Manny Ramirez isn't interested in providing answers about his past, and Raul Ibanez isn't happy a blogger offered one potential answer for his strong start.

At the same time Ramirez made his first public comments since being suspended for 50 games following a positive test for a banned substance, and refused to address the circumstances of the result, Ibanez found himself unwilling collateral damage. Without specifically accusing him, a post on the Midwest Sports Fan blog brought up performance enhancers as one explanation for the outfielder's home run prowess.

Is Ibanez justified in his anger at the speculation? Does baseball's recent history make any player fair game? Could both be true? Join the conversation about Ibanez.
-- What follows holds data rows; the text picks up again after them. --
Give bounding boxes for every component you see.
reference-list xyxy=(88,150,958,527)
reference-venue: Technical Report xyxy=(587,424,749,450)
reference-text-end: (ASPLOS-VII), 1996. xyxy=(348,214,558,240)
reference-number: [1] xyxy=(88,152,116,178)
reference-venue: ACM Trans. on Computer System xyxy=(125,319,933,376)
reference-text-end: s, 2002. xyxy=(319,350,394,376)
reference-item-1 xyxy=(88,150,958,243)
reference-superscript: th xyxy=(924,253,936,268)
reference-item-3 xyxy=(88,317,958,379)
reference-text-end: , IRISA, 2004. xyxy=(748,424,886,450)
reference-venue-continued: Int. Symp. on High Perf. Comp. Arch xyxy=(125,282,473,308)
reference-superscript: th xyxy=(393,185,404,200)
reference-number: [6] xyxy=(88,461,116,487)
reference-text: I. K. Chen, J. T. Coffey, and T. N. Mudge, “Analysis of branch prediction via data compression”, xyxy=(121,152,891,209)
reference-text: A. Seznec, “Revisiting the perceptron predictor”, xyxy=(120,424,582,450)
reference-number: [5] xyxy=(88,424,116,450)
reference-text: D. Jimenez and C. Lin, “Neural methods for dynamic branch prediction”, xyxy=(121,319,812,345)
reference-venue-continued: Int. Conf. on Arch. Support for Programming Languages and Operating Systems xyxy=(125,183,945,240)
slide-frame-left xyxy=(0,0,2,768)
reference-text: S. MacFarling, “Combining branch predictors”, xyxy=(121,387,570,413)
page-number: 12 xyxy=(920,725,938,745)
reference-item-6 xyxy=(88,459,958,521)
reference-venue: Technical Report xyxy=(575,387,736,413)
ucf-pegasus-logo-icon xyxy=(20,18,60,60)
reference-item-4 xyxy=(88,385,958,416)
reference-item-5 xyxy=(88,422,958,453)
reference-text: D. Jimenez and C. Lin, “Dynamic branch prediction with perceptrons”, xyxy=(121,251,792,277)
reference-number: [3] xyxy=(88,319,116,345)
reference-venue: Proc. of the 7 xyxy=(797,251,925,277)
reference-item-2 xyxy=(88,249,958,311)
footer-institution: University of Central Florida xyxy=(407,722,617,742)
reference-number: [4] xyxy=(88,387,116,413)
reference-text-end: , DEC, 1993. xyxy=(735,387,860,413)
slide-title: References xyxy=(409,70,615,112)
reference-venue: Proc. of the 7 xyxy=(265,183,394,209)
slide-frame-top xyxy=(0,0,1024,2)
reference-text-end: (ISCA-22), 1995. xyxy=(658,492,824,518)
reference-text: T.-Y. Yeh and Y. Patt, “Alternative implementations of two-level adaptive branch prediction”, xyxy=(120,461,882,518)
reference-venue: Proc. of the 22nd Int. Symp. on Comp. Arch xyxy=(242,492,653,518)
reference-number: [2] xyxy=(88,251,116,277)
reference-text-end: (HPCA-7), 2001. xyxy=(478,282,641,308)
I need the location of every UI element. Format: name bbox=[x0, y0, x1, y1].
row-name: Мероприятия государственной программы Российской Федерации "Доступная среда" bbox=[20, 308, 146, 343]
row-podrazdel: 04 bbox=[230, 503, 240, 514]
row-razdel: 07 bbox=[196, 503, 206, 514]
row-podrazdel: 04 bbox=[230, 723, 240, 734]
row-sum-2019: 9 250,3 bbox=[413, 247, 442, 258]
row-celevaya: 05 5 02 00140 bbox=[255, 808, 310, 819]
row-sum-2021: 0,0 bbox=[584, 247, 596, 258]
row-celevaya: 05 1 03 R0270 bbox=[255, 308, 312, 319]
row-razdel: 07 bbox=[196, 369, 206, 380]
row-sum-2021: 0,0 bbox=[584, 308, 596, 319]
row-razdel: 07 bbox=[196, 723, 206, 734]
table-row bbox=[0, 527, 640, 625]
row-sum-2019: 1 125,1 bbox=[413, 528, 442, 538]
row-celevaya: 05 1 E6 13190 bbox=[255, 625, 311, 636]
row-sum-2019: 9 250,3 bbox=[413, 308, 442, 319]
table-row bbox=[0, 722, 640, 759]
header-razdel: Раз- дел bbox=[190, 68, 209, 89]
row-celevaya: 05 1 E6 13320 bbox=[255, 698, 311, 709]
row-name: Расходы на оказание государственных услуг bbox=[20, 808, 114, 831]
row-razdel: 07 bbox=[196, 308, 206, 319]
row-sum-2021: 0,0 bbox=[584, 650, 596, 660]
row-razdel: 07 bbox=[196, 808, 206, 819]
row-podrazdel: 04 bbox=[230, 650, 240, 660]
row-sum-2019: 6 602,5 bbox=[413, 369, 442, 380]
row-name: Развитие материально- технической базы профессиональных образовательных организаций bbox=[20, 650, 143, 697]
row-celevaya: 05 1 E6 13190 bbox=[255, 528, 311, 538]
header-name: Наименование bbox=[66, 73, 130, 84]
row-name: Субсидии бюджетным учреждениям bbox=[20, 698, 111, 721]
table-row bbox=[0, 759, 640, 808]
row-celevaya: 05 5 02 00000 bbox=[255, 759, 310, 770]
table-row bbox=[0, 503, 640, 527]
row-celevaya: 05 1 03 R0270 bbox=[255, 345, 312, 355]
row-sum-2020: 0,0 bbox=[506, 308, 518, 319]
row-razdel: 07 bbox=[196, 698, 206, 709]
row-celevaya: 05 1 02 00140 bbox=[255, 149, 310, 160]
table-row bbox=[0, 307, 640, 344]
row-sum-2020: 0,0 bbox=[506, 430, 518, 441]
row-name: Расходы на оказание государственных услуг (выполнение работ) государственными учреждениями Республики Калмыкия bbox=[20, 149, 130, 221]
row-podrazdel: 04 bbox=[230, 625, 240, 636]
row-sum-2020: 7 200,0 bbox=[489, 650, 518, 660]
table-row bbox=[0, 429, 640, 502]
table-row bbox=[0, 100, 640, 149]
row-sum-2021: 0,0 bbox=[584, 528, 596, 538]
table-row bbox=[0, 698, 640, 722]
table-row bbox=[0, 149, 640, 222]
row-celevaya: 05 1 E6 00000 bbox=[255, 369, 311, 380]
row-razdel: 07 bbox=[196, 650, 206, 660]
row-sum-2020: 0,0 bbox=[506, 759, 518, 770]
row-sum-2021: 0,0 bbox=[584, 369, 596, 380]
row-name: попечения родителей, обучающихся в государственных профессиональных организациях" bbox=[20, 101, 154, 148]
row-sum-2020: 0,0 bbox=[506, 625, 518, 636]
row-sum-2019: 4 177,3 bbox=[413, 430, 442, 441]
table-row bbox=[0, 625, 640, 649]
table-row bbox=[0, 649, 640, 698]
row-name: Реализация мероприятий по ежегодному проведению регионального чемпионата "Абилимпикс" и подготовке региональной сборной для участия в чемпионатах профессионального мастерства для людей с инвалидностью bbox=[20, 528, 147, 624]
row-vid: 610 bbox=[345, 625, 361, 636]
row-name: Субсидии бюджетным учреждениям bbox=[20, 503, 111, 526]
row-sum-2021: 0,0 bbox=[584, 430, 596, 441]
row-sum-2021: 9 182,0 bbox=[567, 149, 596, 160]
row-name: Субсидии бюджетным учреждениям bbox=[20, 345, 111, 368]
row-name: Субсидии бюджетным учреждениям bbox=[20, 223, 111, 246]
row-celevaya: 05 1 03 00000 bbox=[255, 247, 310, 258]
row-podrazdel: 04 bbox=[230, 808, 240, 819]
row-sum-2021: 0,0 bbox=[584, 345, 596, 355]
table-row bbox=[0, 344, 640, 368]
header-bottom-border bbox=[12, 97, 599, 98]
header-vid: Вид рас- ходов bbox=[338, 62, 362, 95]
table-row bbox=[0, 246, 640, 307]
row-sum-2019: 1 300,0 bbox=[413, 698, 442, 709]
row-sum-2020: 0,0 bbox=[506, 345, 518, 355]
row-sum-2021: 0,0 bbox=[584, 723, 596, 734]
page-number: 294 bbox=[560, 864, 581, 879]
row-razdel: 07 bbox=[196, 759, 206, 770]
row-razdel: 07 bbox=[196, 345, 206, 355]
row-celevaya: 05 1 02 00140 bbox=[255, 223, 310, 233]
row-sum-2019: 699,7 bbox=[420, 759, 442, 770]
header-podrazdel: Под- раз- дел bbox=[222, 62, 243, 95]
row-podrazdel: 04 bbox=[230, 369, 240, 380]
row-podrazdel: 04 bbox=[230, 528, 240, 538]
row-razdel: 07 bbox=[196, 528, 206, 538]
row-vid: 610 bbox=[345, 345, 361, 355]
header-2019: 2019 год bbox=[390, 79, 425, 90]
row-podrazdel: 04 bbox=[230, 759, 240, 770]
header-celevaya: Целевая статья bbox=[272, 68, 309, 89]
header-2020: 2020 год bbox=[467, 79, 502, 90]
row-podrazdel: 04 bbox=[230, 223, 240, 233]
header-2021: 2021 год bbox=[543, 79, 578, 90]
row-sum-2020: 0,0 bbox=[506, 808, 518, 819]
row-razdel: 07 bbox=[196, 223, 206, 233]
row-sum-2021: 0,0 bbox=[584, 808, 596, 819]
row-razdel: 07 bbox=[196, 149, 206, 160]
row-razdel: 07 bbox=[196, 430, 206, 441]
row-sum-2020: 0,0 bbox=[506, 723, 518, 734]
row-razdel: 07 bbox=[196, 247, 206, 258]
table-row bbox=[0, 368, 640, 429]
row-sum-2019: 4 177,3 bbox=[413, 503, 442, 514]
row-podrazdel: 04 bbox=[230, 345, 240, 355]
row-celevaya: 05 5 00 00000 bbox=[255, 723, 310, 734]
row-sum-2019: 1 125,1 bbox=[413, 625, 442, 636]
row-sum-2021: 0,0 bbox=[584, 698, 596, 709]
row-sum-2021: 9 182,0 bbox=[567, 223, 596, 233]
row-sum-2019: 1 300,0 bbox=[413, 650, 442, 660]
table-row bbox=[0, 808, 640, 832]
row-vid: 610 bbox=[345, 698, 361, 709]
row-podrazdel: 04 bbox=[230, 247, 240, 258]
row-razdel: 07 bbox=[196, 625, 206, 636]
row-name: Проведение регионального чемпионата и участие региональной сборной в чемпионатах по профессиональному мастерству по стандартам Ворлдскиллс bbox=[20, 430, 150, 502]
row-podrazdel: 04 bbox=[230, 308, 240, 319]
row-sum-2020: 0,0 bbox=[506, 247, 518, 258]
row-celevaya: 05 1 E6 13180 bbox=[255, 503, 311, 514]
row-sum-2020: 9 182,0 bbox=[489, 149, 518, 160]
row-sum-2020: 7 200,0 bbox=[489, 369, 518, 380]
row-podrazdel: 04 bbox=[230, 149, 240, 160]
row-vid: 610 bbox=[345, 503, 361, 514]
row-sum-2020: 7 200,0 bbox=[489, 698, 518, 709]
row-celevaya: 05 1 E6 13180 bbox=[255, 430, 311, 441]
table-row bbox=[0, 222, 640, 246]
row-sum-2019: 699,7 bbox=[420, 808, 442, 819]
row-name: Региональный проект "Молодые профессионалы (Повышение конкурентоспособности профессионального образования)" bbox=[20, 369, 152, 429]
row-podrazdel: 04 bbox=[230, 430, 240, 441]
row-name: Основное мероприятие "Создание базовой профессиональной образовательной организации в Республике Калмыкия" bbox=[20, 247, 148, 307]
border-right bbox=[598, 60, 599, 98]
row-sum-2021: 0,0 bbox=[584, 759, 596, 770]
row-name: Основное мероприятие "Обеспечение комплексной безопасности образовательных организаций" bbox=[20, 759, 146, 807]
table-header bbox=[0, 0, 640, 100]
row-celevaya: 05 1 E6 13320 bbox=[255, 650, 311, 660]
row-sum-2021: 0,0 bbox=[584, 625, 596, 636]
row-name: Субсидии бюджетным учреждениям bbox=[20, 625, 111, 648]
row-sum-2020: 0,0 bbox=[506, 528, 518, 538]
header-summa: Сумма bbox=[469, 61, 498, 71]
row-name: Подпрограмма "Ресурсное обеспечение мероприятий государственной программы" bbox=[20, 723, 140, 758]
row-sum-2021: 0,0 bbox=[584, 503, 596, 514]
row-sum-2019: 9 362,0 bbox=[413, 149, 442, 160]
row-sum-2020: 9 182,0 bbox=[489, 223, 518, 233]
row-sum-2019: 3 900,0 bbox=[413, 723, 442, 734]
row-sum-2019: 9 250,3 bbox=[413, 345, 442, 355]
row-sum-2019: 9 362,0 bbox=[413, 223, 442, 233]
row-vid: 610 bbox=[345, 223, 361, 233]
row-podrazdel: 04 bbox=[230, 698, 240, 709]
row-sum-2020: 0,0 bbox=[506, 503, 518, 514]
I have followed Raul's career since he was a utility player in Seattle, then a starter in KC and Back to Seattle as a starter. This guy is pure baseball. He is everything you would want in a ball player, humble, team player, locker room leader, and he does all of the fundamentals. He is a fastball hitter and it's well documented that you see more fastballs in the NL. Especially when you are surrounded by dangerous hitters like the Phillies have.

-- YNWAReds

I didn't say his anger was an indictment. I said that we have seen guys act outraged before who were guilty. So his outrage is meaningless to me. Maybe he's clean, maybe he isn't. None of you know any more than that blogger did.

-- kwelch1962
Brooks (Texas)

How should Ibanez have responded to the bloggers saying he may have used steroids? Seems to me it's a damned if you do, damned if you don't type situation.

Mike Golic
Mike Golic

Baseball is in an era where all big numbers will be questioned. As hard as it is to ignore it, that's what he has to do. It's much easier said than done, though. This is a guilty until proven innocent era of baseball that many people just want to get past.